299 Weisse and Bruno Bauer had long ago pointed out how curious it was that Jesus in the sayings about His sufferings spoke of “many” instead of speaking of “His own” or “the believers.” Weisse found in the words the thought that Jesus died for the nation as a whole; Bruno Bauer that the “for many” in the words of Jesus was derived from the view of the later theology of the Christian community. This explanation is certainly wrong, for so soon as the words of Jesus come into any kind of contact with early theology the “many” disappear to give place to the “believers.” In the Pauline words of institution the form is: My body for you (1 Cor. xi. 24).
Johannes Weiss follows in the footsteps of Weisse when he interprets the “many” as the nation (_Die Predigt Jesu vom Reiche Gottes_, 2nd ed., 1909, p. 201). He gives however, quite a false turn to this interpretation by arguing that the “many” cannot include the disciples, since they “who in faith and penitence have received the tidings of the Kingdom of God no longer need a special means of deliverance such as this.” They are the chosen, to them the Kingdom is assured. But a ransom, a special means of salvation, is needful for the mass of the people, who in their blindness have incurred the guilt of rejecting the Messiah. For this grave sin, which is, nevertheless, to some extent excused as due to ignorance, there is a unique atoning sacrifice, the death of the Messiah.

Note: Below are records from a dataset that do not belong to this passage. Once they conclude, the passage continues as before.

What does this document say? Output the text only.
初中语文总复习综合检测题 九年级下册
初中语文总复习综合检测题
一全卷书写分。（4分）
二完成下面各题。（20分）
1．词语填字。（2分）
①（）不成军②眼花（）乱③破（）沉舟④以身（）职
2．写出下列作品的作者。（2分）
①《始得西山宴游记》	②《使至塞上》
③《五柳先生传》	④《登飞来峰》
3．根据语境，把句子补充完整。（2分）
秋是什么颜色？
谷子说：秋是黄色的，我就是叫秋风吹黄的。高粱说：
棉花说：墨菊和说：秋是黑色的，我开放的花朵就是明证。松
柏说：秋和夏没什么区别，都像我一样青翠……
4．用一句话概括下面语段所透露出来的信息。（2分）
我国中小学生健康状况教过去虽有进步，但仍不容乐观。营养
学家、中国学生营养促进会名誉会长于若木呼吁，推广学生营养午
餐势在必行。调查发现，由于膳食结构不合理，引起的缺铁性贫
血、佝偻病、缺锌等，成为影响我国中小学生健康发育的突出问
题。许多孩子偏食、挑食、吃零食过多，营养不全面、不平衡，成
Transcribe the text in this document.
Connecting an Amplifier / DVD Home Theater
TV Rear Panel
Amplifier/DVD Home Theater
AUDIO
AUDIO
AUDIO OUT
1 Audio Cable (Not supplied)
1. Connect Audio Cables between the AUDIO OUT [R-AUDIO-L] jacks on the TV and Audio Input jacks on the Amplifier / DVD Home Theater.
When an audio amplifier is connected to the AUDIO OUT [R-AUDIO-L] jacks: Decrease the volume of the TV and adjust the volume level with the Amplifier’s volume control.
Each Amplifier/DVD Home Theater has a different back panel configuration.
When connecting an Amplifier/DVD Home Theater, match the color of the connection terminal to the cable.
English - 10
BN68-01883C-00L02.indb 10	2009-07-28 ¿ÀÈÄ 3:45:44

This theory is based on a distinction of which there is no hint in the teaching of Jesus; and it takes no account of the predestinarianism which is an integral part of eschatology, and which, in fact, dominated the thoughts of Jesus. The Lord is conscious that He dies only for the elect. For others His death can avail nothing, nor even their own repentance. Moreover, He does not die in order that this one or that one may come into the Kingdom of God; He provides the atonement in order that the Kingdom itself may come. Until the Kingdom comes even the elect cannot possess it.
300 One might use it as a principle of division by which to classify the lives of Jesus, whether they make Him go to Jerusalem to work or to die. Here as in so many other places Weisse’s clearness of perception is surprising. Jesus’ journey was according to him a pilgrimage to death, not to the Passover.
301 “That ye enter not into temptation” is the content of the prayer that they are to offer while watching with Him.
302 As long ago as 1880, H. W. Bleby (_The Trial of Jesus considered as a Judicial Act_) had emphasised this circumstance as significant. The injustice in the trial of Jesus consisted, according to him, in the fact that He was condemned on His own admission without any witnesses being called. Dalman, it is true, will not admit that this technical error was very serious.
But the really important point is not whether the condemnation was legal or not; it is the significant fact that the High Priest called no witnesses. Why did he not call any? This question was obscured for Bleby and Dalman by other problems.
303 That would have been to utter a heresy which would alone have sufficed to secure His condemnation. It would certainly have been brought up as a charge against Him.
304 When it is assumed that the Messianic claims of Jesus were generally known during those last days at Jerusalem there is a temptation to explain the absence of witnesses in regard to them by supposing that they were too much a matter of common knowledge to require evidence. But in that case why should the High Priest not have fulfilled the prescribed formalities? Why make such efforts first to establish a different charge? Thus the obscure and unintelligible procedure at the trial of Jesus becomes in the end the clearest proof that the public knew nothing of the Messiahship of Jesus.